Economic development

These signs of a property boom that is beginning to outstrip demand should not be taken to mean that economic catastrophe is on the horizon. At the heart of China’s economic development is the export trade and that is still benefiting from the new markets opened up by China’s membership of the WTO. Nonetheless, real estate speculation and over-investment are problems that have moved quickly up the government’s agenda. In his “government work report” presented in March of this year, China’s premier, Wen Jiabao, identified overcoming “excessive fixed capital investment and overcapacity” as second only to the need for economic development in the interior as a priority for the coming year.

Achieving either of these objectives, never mind both of them, will be extremely difficult, if not impossible. Quite apart from any changes in the world market that could threaten the export trade, there is a developing structural contradiction at the heart of the Chinese political and economic system. Despite the legacy of state planning and control of important economic levers, above all the banking system, Beijing and the Communist Party itself are no longer omnipotent. Since 1992, when the decision to dismantle economic planning and restore capitalism was made, provincial governments have been encouraged to stimulate economic development and have been allowed a high degree of autonomy in deciding how to do this. It is precisely their success which now threatens the central government’s objectives.

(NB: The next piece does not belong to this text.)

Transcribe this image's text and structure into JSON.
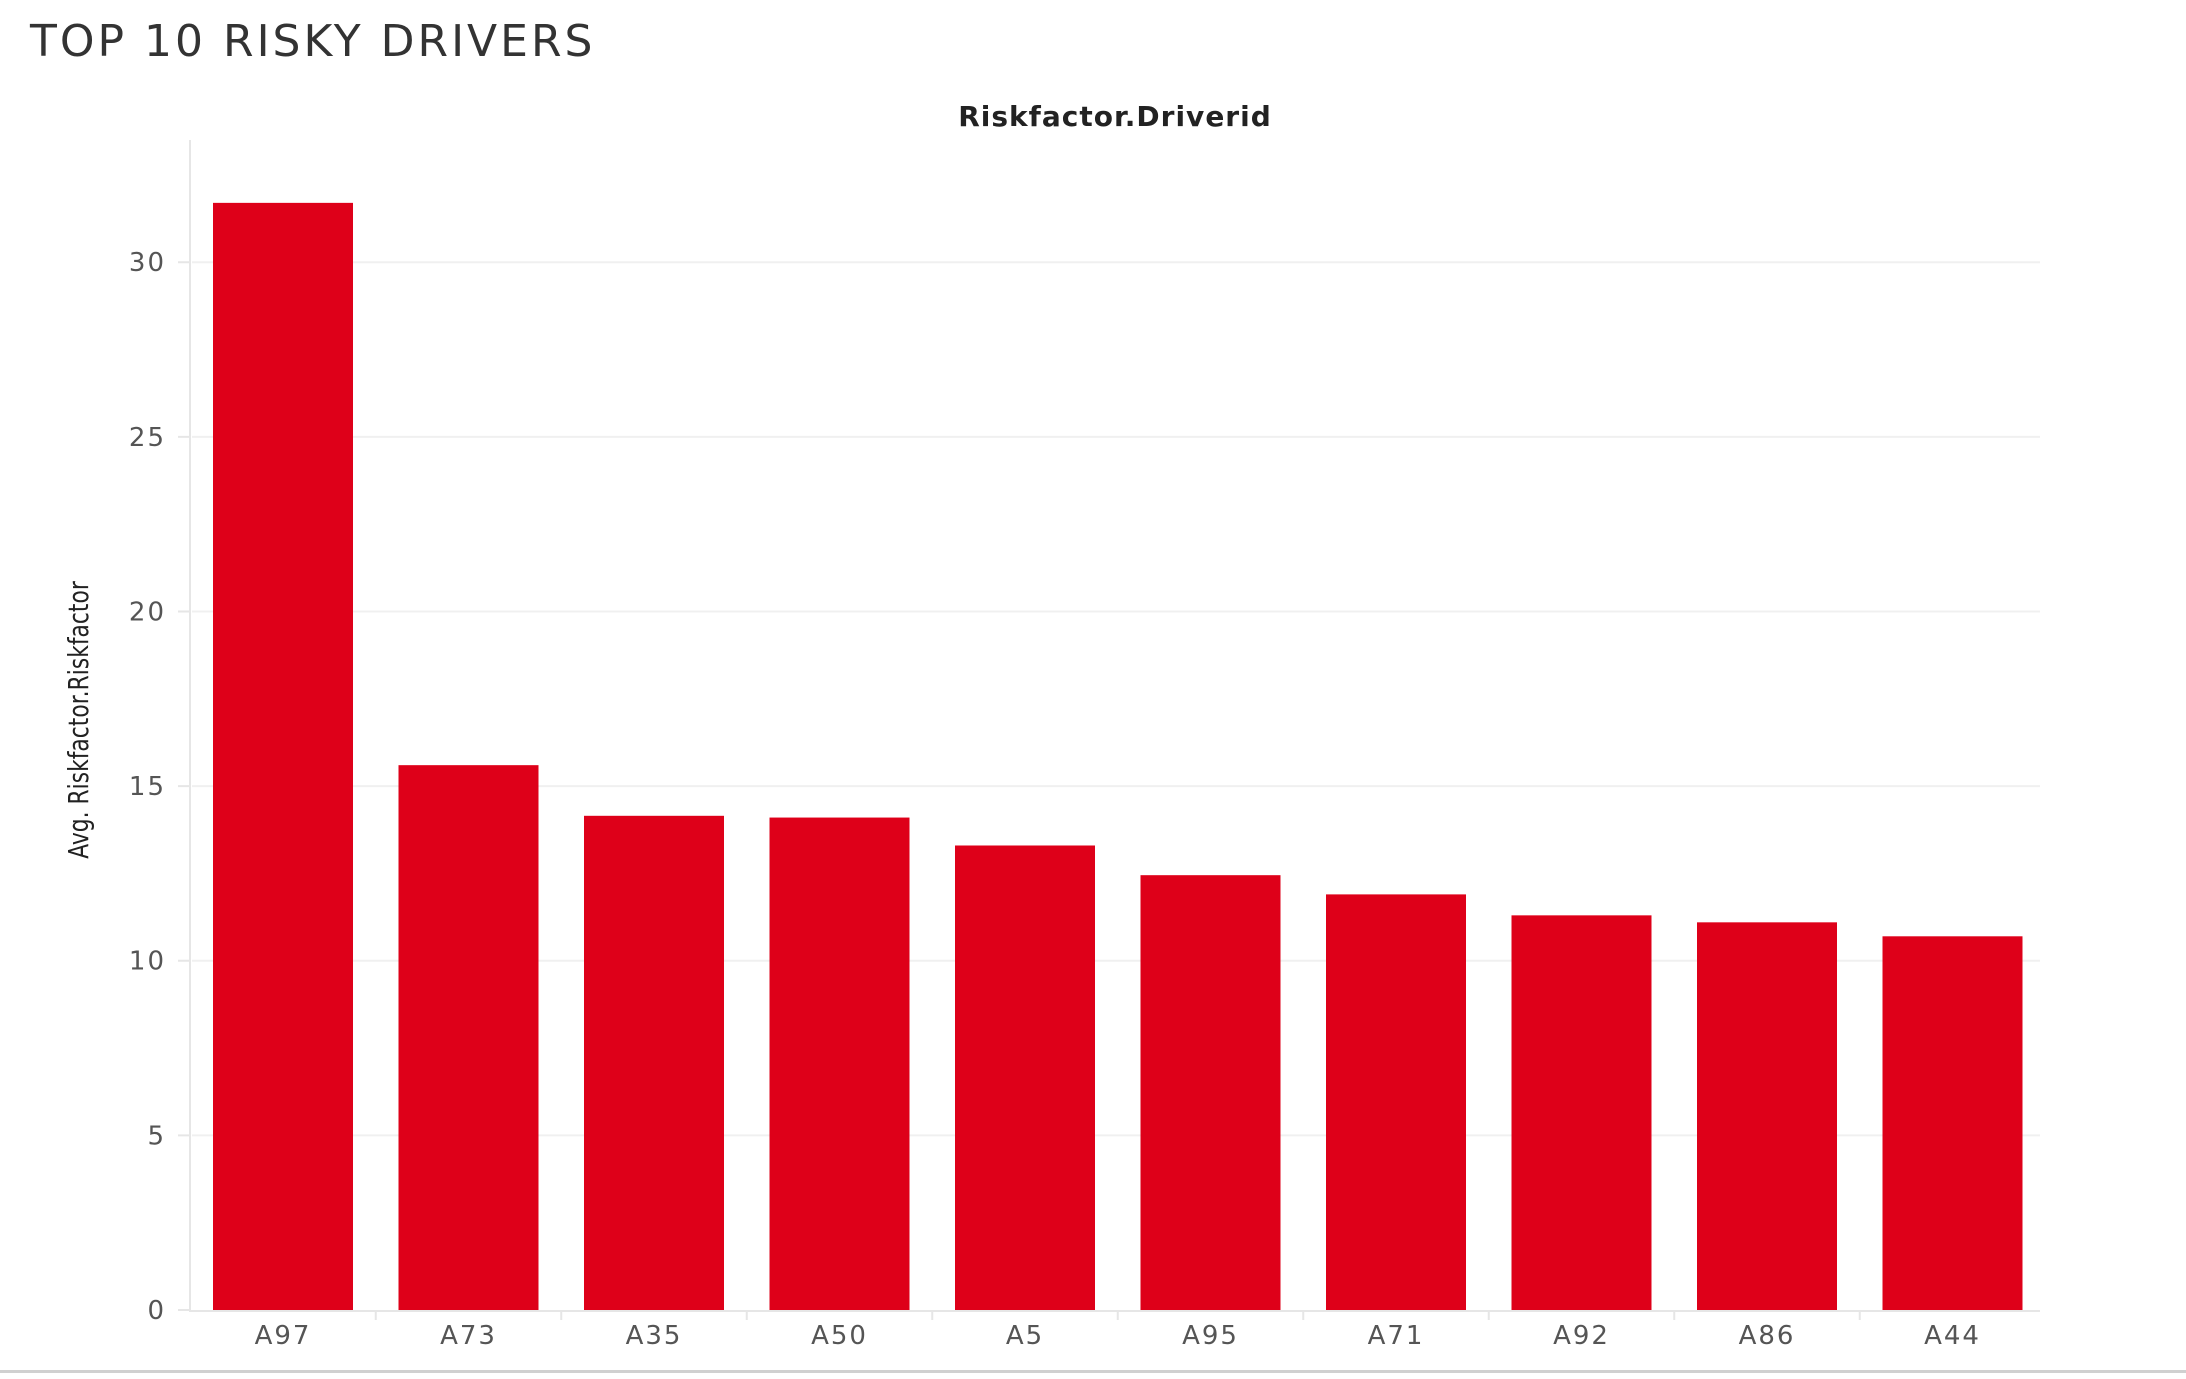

As each provincial government strives to attract more foreign investment by offering incentives such as state-funded transport and energy infrastructure, the ability of the central government to maintain a coherent and rational development programme diminishes. To the extent that foreign and, increasingly, domestic, capital does establish itself and expand its operations, this automatically creates a magnet for further investment and a social pressure counterposed to any government inspired transfer of resources. Because of the policy of opening the party itself to capitalists these pressures are even transmitted into the heart of the political system.

It is impossible to predict how these contradictions will unfold, certainly not on the basis of a relatively brief visit. Nonetheless, the dynamism, the pace and the scale of change in China are clear to see wherever one travels. The economic and social changes that they have created cannot be contained within the political dictatorship which was originally based on a bureaucratically planned economy. However, the contradictions in conflicts developing within Chinese society express themselves, at the heart of future social conflicts will be a struggle against that dictatorship.

From the experience in the states dominated by the former Soviet Union, it is not difficult to see the range of political currents which will emerge or the danger that bureaucratic dictatorship will be replaced by an unholy alliance of multinational capital and home-grown speculators.

The only defence against such an outcome will be a politically independent working class party and democratically organised workers’ organisations, such as trade unions and workers’ councils, which can draw in the support of the majority of the peasantry and enforce their own class control against both the bureaucrats and the capitalists.